Question

In the reaction between acidified \[KMn{O_4}\] and hot oxalic acid, the species that gains electrons are:
A) \[{K^ + }\]
 B)\[MnO_4^ - \]
 C)\[{C_2}{0_4}^ - \] -
 D)\[C{O_2}\]

Answer 1

Hint: To solve this problem, we must first find the oxidation state of Mn in \[KMn{O_4}\] . Then we must find the manganese-based products formed by the reaction between \[KMn{O_4}\] and oxalic acid \[({H_2}{C_2}{0_4})\] . Finally, we will find the oxidation state of Mn in the corresponding product and compare the two values.

Complete step by step answer:
The reaction between \[KMn{O_4}\] and oxalic acid takes place in an acidic medium. To create this acidic environment, sulphuric acid is used. Hence, this reaction can be represented as:
 \[2KMn{O_4} + 5{H_2}{C_2}{O_4}^ + 3{H_2}S{O_4} \to 2MnS{O_4}\,\, + {K_2}S{O_4} + 10C{O_{2}} + 8{H_{2}}O.\]
Before we proceed with the question, let us first calculate the oxidation states of manganese in potassium permanganate.
Let O. S. of Mn in \[KMn{O_4}\] = x. We know that the oxidation states of Potassium = \[K = + 1\] ; and that of oxygen = \[O = - 2\] . Also, the net charge on the compound is zero. Hence, the oxidation state of potassium permanganate can be represented as follows:
 \[
  O.S. = O.S.\left( K \right) + O.S.\left( {Mn} \right) + \left[ {O.S.\left( O \right)} \right] \times \left( 4 \right) \\
  \begin{array}{*{20}{l}}
  {0 = \left( { + 1} \right) + \left( x \right) + 4 \times \left( { - 2} \right)} \\
  {x = 8-1 = + 7}
\end{array} \\
 \]
Hence, the oxidation state of Mn in \[KMn{O_4}\] is +7.
 The manganese-based product formed in the reaction is \[MnS{O_4}\] . Let the oxidation state of Mn in \[MnS{O_4}\] be y. we know that the oxidation state of \[S{O_4}\] the molecule is \[\left( { - 2} \right)\] . Also, the net charge on this compound is zero. Hence, the oxidation state of \[MnS{O_4}\] being represented as:
 \[
  O.S.(MnS{O_4}) = O.S.\left( {Mn} \right) + O.S.(S{O_4}) \\
  \begin{array}{*{20}{l}}
  {0 = y + \left( { - 2} \right)} \\
  {y = + 2}
\end{array} \\
 \]
Now, the change of oxidation state is, \[ + 7 - 2 = 5\] . Therefore, reduction takes place.
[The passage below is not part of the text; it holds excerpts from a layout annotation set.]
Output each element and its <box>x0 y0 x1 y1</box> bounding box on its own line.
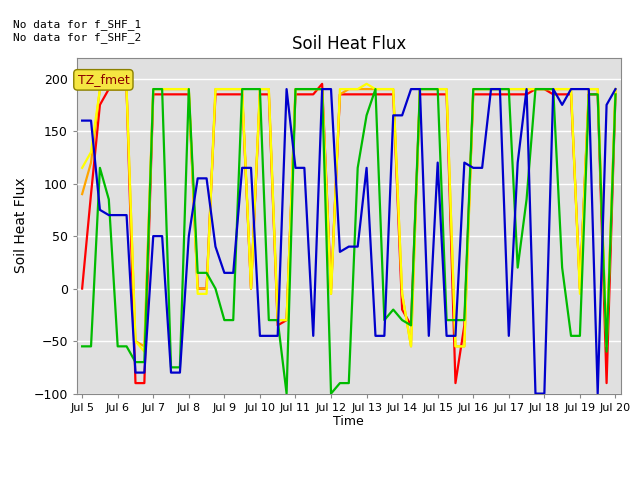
Y-axis label: Soil Heat Flux: Soil Heat Flux <box>14 178 28 274</box>
X-axis label: Time: Time <box>333 415 364 429</box>
Text: No data for f_SHF_1
No data for f_SHF_2: No data for f_SHF_1 No data for f_SHF_2 <box>13 19 141 43</box>
Title: Soil Heat Flux: Soil Heat Flux <box>292 35 406 53</box>
Text: TZ_fmet: TZ_fmet <box>77 73 129 86</box>
Legend: SHF1, SHF2, SHF3, SHF4, SHF5: SHF1, SHF2, SHF3, SHF4, SHF5 <box>134 474 563 480</box>
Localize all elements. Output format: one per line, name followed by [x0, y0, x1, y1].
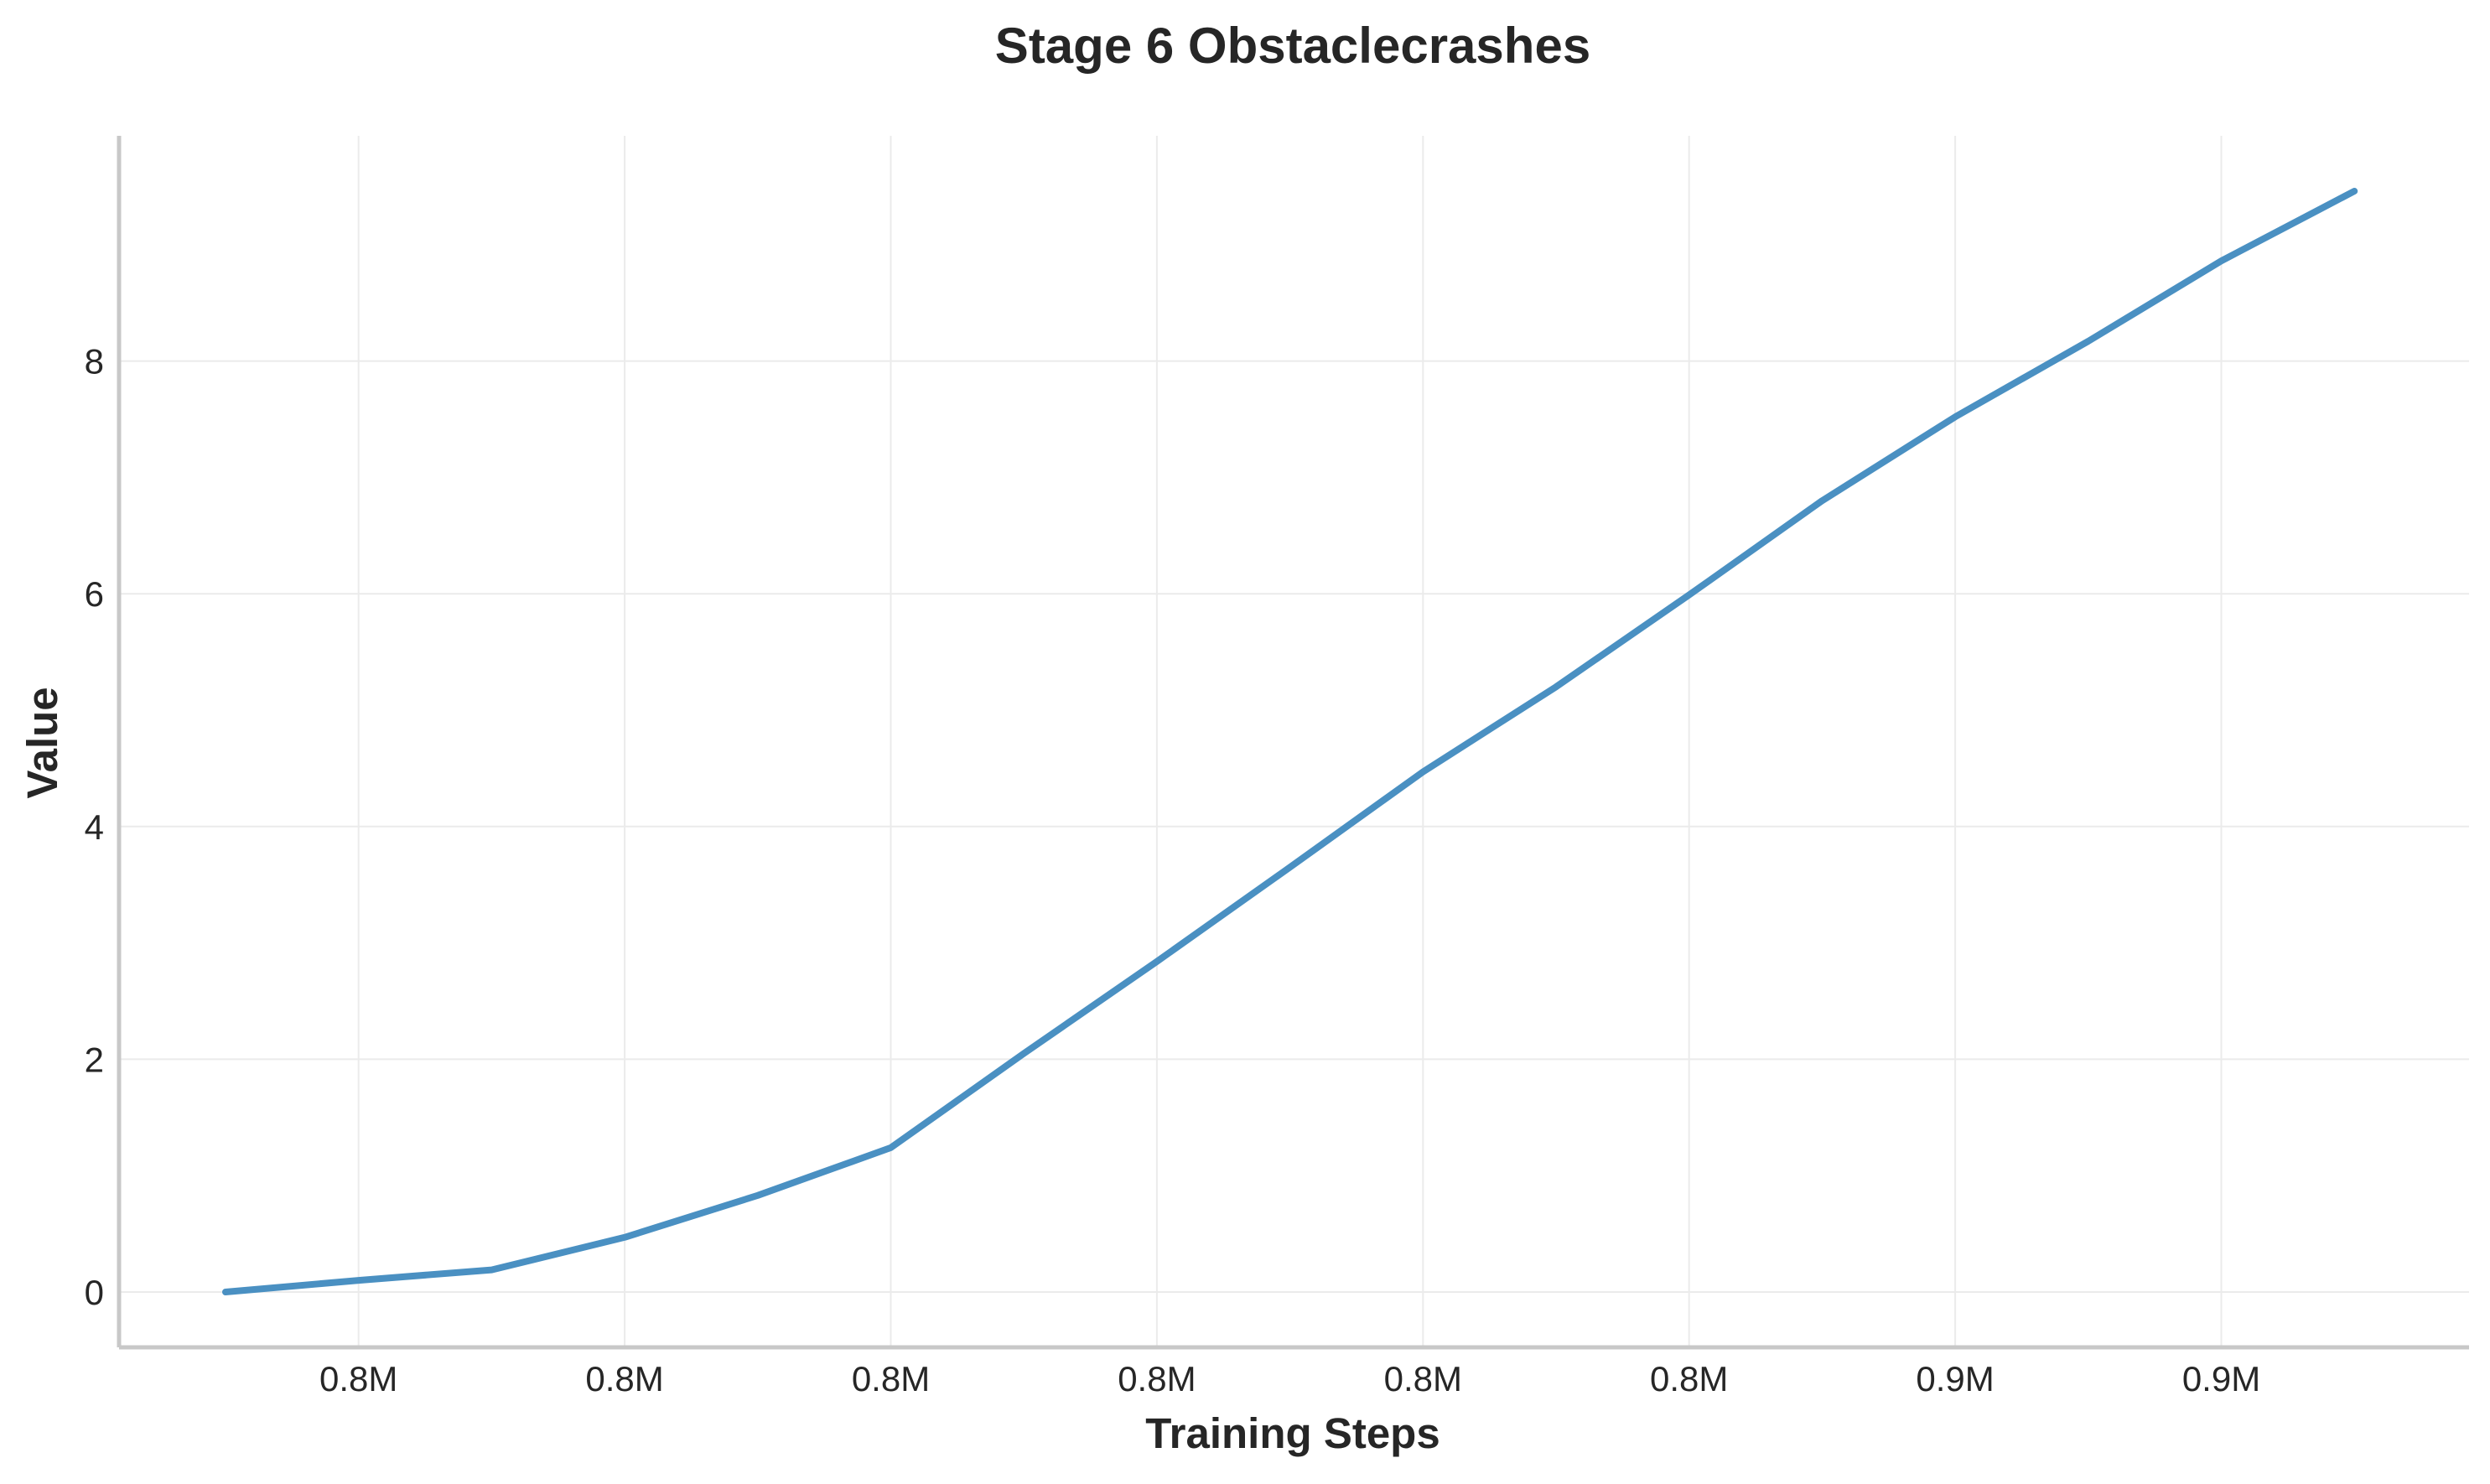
y-tick-label: 6	[85, 574, 104, 614]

So, the species that gains electrons is \[MnO_4^ - \] .
The correct answer is, B


Note:\[KMn{O_4}\] or potassium permanganate is a crystalline solid which is usually purplish in color. On the other hand, oxalic acid is an organic compound that is found in the form of a white crystalline solid. In this reaction \[KMn{O_4}\] is an oxidizing reagent and oxalic acid (\[{H_2}{C_2}{0_4}\]) is a reducing agent.